World Series of Poker
- Bracelet: None
- Money finishes: 15
- Highest WSOP Main Event finish: 56th, 2009

World Poker Tour
- Title: None
- Final table: None
- Money finishes: 11

= Joe Sebok =

American poker player (born 1977)

Joe Sebok (born March 25, 1977) is a professional poker player from San Francisco, California. His stepfather, Barry Greenstein, is also a professional poker player. He is known as "the Cub" because he calls Greenstein "Bear." Beginning professional play in 2005, as of 2009, his total live tournament winnings exceed $1,800,000.
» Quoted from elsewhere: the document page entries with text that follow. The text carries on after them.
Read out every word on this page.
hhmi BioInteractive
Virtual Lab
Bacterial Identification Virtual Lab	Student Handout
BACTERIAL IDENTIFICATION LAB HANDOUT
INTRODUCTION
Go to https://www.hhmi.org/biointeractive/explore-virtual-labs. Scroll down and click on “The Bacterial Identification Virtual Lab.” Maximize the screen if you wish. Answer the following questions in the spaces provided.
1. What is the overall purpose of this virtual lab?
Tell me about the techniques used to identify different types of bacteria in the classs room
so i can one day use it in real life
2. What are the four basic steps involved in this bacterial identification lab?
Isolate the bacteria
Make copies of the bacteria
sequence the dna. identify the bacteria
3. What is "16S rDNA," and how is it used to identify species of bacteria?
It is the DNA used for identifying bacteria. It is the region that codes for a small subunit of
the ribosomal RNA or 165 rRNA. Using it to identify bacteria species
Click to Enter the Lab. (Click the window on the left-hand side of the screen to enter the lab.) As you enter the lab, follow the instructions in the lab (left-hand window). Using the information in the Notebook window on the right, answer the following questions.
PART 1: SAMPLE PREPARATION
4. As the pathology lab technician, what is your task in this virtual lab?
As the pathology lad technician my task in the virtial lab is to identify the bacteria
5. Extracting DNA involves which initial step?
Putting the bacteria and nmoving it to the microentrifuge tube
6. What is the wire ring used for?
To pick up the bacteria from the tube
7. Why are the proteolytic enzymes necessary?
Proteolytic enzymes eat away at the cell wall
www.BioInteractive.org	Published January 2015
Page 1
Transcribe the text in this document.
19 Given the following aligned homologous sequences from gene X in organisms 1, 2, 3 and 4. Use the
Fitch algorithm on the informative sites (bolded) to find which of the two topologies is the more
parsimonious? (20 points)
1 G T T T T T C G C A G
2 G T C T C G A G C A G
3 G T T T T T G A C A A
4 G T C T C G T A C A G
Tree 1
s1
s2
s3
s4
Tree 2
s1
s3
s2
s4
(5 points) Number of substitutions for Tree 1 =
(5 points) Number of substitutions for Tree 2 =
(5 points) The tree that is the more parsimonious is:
Sebok is also the co-founder of PokerRoad.com. PokerRoad is a GreenBok Production, and is a joint venture between Sebok and Greenstein. PokerRoad is a poker multi-media outlet that supplies Poker Radio, Poker TV, Poker in Print, among others.

Sebok serves not only as the active President, but also as the co-host of PokerRoad Radio with friend Gavin Smith and Joe Stapleton. Sebok is the former host on Pokerwire Radio, with Gavin Smith and Joe Stapleton. Sebok was previously a host for The Circuit, a podcast produced by Card Player.

Sebok is featured on the December 2007 cover of Bluff Magazine. In September 2009 Sebok announced he would be joining Ultimatebet as a sponsored professional.

He formerly hosted the poker television series Poker2Nite with Scott Huff on the Fox Broadcasting Company television network.

Poker Road has been on a reduced schedule over the last year, which Sebok has cited to a lack of sponsorship available in the US market after the Unlawful Internet Gambling Enforcement Act of 2006.

On May 9, 2011, Joe and ten other U.S. sponsored professionals were informed by UltimateBet's parent company that their contracts had been terminated.